On the health-care front, for example, if I actually believed that just providing a tax cut to everybody would solve the problem of lack of health insurance and cure health-care inflation, I'd say great, that's a nice way to do it. It prevents a lot of headaches. But I've seen no evidence that the kinds of policies John McCain puts forward would actually work.
If I saw strong evidence that an additional $300 billion in tax cuts that John has proposed -- without a clear way of paying for it -- would actually boost economic growth and productivity, I'd be happy to take a look at that evidence. But I haven't seen that. It's all conjecture.

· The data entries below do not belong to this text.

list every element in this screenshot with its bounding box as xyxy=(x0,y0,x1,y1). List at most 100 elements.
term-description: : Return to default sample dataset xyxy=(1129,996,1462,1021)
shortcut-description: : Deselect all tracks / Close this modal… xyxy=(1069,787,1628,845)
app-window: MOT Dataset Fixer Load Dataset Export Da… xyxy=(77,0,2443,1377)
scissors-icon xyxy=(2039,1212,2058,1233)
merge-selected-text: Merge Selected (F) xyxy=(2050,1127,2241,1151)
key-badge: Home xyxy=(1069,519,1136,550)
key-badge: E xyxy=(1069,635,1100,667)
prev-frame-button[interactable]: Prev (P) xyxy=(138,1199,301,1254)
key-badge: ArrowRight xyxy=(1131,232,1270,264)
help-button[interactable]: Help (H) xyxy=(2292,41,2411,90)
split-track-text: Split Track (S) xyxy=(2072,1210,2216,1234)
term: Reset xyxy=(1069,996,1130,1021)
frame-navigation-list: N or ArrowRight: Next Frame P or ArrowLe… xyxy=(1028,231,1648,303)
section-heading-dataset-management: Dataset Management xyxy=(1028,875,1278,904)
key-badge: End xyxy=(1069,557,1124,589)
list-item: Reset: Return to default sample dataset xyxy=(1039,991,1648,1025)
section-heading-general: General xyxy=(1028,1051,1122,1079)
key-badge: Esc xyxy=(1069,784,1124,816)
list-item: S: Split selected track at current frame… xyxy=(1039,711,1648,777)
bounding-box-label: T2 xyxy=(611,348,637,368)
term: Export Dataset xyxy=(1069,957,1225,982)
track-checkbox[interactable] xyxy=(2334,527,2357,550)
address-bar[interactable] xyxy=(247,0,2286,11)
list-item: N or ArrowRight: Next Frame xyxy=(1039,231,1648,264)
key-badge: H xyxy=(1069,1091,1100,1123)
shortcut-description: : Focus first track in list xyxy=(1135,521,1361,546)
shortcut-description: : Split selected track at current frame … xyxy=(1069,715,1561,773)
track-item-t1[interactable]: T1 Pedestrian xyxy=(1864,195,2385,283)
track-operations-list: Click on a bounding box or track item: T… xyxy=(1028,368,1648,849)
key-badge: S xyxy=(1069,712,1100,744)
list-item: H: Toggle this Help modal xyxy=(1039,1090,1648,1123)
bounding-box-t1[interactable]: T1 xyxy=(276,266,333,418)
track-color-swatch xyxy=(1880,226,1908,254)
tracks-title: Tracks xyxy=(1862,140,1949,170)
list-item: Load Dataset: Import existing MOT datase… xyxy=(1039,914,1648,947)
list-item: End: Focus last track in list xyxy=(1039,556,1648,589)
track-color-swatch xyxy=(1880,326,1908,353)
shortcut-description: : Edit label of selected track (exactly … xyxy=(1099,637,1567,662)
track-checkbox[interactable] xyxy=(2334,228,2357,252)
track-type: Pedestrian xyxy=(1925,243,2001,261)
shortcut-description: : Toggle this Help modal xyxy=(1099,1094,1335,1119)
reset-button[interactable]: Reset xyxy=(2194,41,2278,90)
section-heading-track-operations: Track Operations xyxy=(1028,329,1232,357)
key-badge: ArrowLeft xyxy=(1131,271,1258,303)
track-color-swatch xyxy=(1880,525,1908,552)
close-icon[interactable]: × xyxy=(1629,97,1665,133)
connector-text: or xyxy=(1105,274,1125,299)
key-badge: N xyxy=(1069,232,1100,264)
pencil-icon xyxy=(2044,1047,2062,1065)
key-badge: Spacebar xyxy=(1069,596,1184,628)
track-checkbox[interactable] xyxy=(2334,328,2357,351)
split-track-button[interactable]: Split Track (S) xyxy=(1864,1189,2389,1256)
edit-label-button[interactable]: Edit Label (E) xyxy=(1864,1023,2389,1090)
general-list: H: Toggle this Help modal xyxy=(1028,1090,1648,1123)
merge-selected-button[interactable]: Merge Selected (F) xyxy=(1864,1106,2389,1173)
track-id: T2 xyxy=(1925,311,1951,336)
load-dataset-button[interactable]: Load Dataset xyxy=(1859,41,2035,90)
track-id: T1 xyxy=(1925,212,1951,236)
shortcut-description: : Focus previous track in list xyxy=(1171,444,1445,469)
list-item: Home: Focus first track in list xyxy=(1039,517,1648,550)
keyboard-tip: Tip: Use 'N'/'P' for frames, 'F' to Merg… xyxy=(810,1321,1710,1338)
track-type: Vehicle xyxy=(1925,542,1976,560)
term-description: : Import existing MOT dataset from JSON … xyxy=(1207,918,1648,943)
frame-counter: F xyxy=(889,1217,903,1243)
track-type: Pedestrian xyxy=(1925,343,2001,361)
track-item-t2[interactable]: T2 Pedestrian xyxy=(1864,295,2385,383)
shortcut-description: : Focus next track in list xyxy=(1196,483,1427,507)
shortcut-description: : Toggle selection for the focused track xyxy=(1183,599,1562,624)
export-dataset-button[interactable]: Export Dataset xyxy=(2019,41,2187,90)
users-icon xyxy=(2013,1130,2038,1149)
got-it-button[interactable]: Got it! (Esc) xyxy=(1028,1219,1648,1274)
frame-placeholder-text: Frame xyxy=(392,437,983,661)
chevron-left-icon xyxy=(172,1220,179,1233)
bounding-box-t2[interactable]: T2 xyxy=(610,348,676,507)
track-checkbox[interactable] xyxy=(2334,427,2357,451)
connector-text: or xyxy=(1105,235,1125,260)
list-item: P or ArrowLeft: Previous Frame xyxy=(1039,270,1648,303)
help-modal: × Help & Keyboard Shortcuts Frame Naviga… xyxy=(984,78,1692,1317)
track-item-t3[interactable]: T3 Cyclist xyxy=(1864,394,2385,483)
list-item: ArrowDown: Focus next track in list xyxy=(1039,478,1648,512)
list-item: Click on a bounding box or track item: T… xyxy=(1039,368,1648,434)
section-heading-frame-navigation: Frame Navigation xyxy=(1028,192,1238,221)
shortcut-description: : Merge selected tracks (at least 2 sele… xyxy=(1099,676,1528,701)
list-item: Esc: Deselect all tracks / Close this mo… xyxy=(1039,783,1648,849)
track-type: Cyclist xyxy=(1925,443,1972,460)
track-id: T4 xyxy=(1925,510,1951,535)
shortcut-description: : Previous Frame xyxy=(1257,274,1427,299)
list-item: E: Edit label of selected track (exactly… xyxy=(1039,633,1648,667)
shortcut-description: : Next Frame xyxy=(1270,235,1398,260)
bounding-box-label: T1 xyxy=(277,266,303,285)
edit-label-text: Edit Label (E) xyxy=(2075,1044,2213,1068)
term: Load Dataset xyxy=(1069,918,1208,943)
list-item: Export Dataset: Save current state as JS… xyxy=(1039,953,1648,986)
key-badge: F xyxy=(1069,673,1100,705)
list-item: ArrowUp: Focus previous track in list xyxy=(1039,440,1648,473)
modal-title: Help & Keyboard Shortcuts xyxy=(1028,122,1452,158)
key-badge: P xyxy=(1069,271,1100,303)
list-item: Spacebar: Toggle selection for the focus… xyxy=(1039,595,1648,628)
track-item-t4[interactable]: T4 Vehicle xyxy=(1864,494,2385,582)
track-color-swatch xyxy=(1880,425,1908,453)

*In fairness, it should be noted that while Davis and Chozicki seem deeply skeptical about Obama's spending and tax plans, Davis at least is an equal-opportunity skeptic. Reporting the McCain interview, he pretty much let McCain hang himself - making it clear without editorializing that McCain's proposed tax cuts would cost about $400 billion per year, to be offset only by trivial savings gained by clamping down on earmarks. Davis also reported deadpan as McCain disowned, as it were in real time, the social security plan posted on his own website.